I think it's very likely that ICBC does cover ambulance costs back home when such is necessary.
posted by five fresh fish at 8:47 AM on September 9, 2007


I am consistently amazed that health care costs in the United States have sky rocketed out of control (we all have our stories of egregious costs, I won't add mine to the mix), yet there is still a rather large contingent in Washington that would still rather argue about gay marriage. Gay marriage won't be the undoing of this great civilization. Catastrophically high health care bills will.
posted by msali at 1:45 PM on September 9, 2007


I am consistently amazed that health care costs in the United States have sky rocketed out of control

Likewise, but why is this happening? With insurance costs increasing 15% year over year (I am a small biz owner so I see it directly), and out of pockets, deductibles and co-pays increasing year over year, it seems much of the increase is being borne not by insurer but the insured. I would have thought that excess on the part of the insurance companies would be driving this inflationary state, but because they seem to be covering their own asses by increasing the premiums and denying claims, that doesn't seem to be what's happening. What is to account for it?
posted by psmealey at 2:12 PM on September 9, 2007


What is to account for it?

First of all, it's a for-profit system making an awful lot of profit.
So in other countries, people pay the cost of their healthcare. In the USA, people are paying whatever it takes to line shareholder pockets, and only a small part of that money is actually buying them any healthcare.

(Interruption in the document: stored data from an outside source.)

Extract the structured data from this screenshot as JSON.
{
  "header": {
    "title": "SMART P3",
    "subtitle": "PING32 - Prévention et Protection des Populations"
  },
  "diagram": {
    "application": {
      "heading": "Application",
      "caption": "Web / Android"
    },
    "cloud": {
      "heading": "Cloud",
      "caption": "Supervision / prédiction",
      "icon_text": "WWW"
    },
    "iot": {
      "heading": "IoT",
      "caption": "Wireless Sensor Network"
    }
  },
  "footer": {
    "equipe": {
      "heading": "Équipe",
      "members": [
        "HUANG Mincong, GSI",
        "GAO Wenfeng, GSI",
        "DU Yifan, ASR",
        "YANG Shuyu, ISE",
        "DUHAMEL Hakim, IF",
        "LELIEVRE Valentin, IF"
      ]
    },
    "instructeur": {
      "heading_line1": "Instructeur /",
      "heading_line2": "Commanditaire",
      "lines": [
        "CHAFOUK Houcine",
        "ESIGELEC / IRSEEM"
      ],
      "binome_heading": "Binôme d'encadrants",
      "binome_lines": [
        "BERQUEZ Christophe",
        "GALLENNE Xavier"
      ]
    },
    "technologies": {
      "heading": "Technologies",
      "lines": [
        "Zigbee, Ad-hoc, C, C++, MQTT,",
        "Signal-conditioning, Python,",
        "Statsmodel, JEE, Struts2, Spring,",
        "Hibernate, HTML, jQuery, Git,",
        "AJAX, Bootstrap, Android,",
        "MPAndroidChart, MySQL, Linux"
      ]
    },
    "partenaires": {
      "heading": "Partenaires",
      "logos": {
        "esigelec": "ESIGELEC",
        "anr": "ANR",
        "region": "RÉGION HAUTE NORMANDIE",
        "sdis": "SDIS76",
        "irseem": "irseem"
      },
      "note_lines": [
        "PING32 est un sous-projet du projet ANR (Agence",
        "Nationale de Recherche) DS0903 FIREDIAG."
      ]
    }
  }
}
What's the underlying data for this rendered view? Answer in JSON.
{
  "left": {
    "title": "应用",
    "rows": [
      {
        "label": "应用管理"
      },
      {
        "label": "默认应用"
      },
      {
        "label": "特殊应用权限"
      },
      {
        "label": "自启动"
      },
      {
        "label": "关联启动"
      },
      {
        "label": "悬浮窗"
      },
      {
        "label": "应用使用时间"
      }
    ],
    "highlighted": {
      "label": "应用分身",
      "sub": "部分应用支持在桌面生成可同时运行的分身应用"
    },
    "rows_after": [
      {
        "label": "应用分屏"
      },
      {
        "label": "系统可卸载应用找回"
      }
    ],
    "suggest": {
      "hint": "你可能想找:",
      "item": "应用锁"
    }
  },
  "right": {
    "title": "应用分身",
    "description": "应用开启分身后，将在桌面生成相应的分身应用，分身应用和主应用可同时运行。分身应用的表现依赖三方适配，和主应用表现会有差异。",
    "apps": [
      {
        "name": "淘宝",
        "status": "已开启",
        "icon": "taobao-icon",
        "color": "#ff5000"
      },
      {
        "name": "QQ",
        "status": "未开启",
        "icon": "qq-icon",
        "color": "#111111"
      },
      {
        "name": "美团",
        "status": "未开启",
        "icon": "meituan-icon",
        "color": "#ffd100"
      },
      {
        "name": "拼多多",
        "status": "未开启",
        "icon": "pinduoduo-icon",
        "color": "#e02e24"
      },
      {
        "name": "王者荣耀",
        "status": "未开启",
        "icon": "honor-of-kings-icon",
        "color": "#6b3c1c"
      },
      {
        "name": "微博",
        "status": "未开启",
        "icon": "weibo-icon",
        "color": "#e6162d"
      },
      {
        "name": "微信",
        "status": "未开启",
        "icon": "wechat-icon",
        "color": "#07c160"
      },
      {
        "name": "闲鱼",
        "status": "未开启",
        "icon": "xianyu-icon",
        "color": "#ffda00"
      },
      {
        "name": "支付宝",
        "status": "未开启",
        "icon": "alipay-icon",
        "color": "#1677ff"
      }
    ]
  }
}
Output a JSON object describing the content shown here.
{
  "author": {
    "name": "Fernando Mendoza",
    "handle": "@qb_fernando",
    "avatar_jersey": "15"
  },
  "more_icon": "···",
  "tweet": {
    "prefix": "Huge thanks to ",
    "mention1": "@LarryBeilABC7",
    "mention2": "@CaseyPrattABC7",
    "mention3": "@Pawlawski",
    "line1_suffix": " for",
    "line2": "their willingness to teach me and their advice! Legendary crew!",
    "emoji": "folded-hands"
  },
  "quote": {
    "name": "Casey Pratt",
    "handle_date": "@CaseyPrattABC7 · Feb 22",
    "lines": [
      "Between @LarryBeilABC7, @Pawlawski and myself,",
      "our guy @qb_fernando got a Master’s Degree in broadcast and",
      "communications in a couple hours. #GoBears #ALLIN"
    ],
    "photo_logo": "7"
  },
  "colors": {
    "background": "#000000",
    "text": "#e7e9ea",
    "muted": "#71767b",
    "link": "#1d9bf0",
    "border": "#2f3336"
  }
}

Secondly, it's a runaway system - as the price goes up, many people can't afford to pay, so they don't pay (they check in to a hospital under a false name, for example). So the hospital has to pad everyone's bill to cover the costs of all the healthcare they provide that they never get paid for.

Thirdly, it's a double runaway system - as the price goes up, people can't afford preventative healthcare, which often costs thousands of times less than the cost of treating the nasty condition that results (and then needs admission at an ER under a false name). So the price of healthcare rises again because the money is going into vast fleets of ambulances at the bottom of the cliff, instead of just having people mop up small oil-slicks at the top before anyone slips.

These, and a host of other similar runaway feedback loops create a system so stunningly stupid and broken that I doubt a single human could manage to deliberately design anything so incredibly insane if they specifically set out to do so.